Wilson, S. J., Wrench, J. M., McIntosh, A. M., Bladin, P. F., & Berkovic, S. F. (2009). Personality development in the context of intractable epilepsy. Archives Of Neurology, 66(1), 68-72. doi:10.1001/archneurol.2008.532

  • Developmental Personality sequences are complex. There are more variables than can be integrated into a personality study to add to the confidence level needed to make a viable prediction in any research hypothesis. Surprisingly, personality assessments, in my professional opinion, are not well correlated based on family or environment, it is our DNA, like hair color, eye color, and so forth, that is key to understanding personality. In my opinion personalities don’t change, they are just expressed differently overtime, because the traits are all there from conception. Exceptions are severe emotional trauma, psychosis, and physical trauma. However, likes and dislikes can be presented with some degree of accuracy as a correlation with professional type-matching, like the Myers-Briggs personality test. Thank you for a great post! I love research. My master’s is in clinical research. K. D. 🙂

    • Hi, Karen
      Thank you for your value adding feedback.
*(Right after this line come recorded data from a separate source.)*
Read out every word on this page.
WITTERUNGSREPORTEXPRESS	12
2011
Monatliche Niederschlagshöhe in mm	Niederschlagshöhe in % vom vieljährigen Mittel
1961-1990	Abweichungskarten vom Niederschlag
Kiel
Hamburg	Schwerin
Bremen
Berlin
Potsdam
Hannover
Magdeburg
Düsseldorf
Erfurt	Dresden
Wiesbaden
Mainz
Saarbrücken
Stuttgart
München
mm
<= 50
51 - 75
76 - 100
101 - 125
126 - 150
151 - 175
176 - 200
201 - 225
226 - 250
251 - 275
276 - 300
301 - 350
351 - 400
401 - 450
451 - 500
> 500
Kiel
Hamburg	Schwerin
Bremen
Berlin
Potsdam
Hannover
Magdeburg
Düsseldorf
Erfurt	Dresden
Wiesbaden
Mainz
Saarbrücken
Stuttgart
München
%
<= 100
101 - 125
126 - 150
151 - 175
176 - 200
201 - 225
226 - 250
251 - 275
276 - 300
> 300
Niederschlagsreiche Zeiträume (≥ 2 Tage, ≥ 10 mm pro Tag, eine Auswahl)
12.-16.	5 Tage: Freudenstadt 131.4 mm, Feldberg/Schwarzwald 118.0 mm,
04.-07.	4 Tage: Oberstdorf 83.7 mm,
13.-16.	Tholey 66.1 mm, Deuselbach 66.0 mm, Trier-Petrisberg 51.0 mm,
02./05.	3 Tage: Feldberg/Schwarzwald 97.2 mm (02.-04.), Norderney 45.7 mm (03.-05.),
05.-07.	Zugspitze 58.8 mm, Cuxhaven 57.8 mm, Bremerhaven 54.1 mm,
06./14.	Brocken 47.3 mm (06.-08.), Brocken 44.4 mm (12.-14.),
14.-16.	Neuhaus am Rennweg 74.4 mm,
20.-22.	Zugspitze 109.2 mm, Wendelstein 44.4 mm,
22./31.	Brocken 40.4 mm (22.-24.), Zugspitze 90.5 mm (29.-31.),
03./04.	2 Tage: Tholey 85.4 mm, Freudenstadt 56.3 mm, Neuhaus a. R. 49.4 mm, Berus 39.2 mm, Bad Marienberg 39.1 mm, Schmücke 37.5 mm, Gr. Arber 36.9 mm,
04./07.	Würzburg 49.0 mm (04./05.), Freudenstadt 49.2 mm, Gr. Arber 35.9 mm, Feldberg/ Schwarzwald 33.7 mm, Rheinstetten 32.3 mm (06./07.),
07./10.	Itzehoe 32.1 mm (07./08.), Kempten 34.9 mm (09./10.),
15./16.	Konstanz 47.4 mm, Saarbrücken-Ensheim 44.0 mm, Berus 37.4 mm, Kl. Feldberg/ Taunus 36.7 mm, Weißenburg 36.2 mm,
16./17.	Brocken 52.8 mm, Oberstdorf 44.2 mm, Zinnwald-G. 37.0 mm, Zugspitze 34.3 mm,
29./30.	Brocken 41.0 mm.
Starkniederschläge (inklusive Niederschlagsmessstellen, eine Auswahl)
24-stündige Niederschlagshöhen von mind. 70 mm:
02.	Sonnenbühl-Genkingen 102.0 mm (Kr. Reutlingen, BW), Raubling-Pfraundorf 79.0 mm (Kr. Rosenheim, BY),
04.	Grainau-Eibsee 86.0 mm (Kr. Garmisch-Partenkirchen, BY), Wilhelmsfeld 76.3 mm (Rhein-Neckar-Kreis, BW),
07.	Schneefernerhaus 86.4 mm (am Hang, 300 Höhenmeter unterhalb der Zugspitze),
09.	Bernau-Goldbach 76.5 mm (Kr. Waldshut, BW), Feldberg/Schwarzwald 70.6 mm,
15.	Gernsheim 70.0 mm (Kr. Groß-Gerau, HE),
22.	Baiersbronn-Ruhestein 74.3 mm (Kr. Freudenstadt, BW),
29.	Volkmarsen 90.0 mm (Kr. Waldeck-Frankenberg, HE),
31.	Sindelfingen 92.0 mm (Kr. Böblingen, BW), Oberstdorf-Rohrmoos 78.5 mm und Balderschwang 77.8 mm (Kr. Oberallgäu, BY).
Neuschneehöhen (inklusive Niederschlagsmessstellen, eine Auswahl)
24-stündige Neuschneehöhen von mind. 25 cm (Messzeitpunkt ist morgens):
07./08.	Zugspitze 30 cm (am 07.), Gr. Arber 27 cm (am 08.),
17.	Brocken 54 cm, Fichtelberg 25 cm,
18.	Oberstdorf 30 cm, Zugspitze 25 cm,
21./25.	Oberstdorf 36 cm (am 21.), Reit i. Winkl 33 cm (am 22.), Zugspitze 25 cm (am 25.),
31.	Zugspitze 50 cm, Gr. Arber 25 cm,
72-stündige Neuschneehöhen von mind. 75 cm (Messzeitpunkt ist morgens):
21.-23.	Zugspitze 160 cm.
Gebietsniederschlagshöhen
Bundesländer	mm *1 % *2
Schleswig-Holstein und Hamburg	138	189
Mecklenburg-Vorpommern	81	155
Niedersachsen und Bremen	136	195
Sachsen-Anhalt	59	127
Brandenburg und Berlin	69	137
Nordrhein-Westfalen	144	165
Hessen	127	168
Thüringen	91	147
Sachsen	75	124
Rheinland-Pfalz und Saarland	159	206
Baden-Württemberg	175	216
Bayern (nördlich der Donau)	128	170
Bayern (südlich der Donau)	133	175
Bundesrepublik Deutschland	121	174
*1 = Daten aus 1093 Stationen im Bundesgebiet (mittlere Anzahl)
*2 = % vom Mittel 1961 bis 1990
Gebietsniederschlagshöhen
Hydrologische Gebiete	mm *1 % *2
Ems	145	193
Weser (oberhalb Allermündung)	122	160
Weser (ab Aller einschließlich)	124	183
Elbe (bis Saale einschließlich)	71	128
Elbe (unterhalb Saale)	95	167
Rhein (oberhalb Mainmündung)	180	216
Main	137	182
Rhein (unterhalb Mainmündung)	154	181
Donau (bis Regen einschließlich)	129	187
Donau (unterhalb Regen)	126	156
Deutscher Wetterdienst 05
Your point is much in line with research confirming the inheritability of personality traits, and I agree with you that there are so many factors to be considered to make accurate predictions. That’s why psychometric tests are about ‘tendencies,’ rather than absolute statements. Good to know your background, thanks a lot!

      • Mathias, good to hear from you and I enjoyed your article, really put together so well. Yes, tendencies are all we can look at in research right now regarding personality traits and generally, absolutes are never predicted in research, only probabilities and percentage. Personality studies do give us a little bit to follow for more advanced studies, so those studies do have merit. Technology is developing so rapidly now, that DNA will reveal much more than it does now. I love research. I taught clinical research at FAU and worked in Clinical Research Cancer at Emory University in Atlanta, Ga.

      • Hi, Karen. Thanks a lot! I agree, and indeed, technological progress is important to advance research, but not only as I think we are not entirely explainable mechanistically (i.e., genetically, (neuro-) biologically). Our personality may be determined by a “dynamic interactions among biological, psychological, behavioral and social factors.” – US Research Council Committee. I find your background impressive, and I appreciate to stay connected!

      • I agree with you!! And yes, we are genetically and biologically, culture, birth place, and we are complex beings. All of those variables impact us. In fact, even food chemistry can play hectic with our personality in our developmental stages and through out our lives. You might find it interesting. Chemistry, Botany, and food science are favorite studies of mine. Yet, even all of this does not explain, the un-explainable. K D 🙂

  • Love this article. I could talk about the nature versus nuture debate all day. Although, I have over the past few years taken the Myers Briggs test with varying results. Sometimes I’m an ENFJ, othertimes I’m an INFP! Strange, right?

    • Thank you. It’s interesting indeed, and still a debate as you mention! Given the influence of “nurture,” it is not surprising to me that personality tendencies and especially shown behavior can differ over time as personal development changes its focus (e.g., professional vs. private) and environment (e.g., different jobs and responsibilities) with age, life events, and many more influencing factors. As in your case, maybe it is a typical development to become more introvert, and perception focused with less extrovert and judging tendencies over time, while the use of intuition and feelings can remain more basic characteristics.

      • Ahh very interesting, thanks Mathais I hadn’t thought about like that – I did often feel back when I was showing up more as an extrovert that I was “putting it on” at times as extroversion is often championed as preferable in Western cultures. Thanks again and looking forward to reading more of your posts.